About the Recipe
1 cup uncooked quinoa
2 cups water
1 1/2 cups chopped kimchi, drained
1 cup diced cucumber
1 cup diced red bell pepper
1/2 cup chopped green onions
1/4 cup chopped cilantro or parsley
1/4 cup toasted slivered almonds
For the dressing:
3 tablespoons sesame oil
2 tablespoons rice vinegar
1 tablespoon soy sauce
1 tablespoon honey or agave syrup
1 teaspoon grated ginger
Salt and pepper, to taste
Rinse quinoa under cold water until the water runs clear. In a medium saucepan, combine quinoa and water. Bring to a boil, then reduce heat to low, cover, and simmer for 15 minutes, or until quinoa is cooked and fluffy. Remove from heat and let it cool.

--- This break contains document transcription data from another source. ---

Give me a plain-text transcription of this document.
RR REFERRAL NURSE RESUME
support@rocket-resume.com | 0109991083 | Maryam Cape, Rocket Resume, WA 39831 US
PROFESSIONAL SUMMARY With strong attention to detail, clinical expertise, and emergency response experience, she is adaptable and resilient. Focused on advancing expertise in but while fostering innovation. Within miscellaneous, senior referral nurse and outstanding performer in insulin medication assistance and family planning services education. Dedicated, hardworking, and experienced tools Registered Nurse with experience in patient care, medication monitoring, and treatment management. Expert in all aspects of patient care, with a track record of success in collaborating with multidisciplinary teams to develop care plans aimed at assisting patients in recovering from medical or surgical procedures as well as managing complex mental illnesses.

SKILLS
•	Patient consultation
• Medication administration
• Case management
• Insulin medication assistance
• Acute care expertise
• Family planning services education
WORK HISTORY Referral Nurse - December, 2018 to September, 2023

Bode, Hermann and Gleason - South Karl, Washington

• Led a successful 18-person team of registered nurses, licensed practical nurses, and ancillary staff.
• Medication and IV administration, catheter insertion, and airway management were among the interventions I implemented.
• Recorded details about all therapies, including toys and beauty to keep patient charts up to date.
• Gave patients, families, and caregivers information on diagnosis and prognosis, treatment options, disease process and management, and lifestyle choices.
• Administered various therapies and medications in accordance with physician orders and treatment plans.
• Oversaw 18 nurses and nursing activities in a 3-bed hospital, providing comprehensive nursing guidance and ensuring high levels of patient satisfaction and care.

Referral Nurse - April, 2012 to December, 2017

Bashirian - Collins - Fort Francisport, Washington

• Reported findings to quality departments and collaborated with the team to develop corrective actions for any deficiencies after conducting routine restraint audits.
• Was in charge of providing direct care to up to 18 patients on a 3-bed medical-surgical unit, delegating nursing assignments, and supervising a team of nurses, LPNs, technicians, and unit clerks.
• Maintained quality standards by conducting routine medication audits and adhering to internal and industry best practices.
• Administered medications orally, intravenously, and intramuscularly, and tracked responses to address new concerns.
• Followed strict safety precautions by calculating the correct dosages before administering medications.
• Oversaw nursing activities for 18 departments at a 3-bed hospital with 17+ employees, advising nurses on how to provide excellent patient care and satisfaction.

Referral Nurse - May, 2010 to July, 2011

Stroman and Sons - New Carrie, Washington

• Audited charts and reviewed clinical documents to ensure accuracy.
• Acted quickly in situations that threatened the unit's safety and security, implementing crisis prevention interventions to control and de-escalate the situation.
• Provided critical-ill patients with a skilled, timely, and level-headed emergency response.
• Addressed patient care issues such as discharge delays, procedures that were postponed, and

In a large bowl, combine cooled quinoa, chopped kimchi, cucumber, red bell pepper, green onions, and cilantro or parsley.
In a small bowl, whisk together the dressing ingredients: sesame oil, rice vinegar, soy sauce, honey or agave syrup, grated ginger, salt, and pepper. Pour the dressing over the quinoa mixture and toss to combine.
Top the salad with toasted slivered almonds and serve chilled or at room temperature.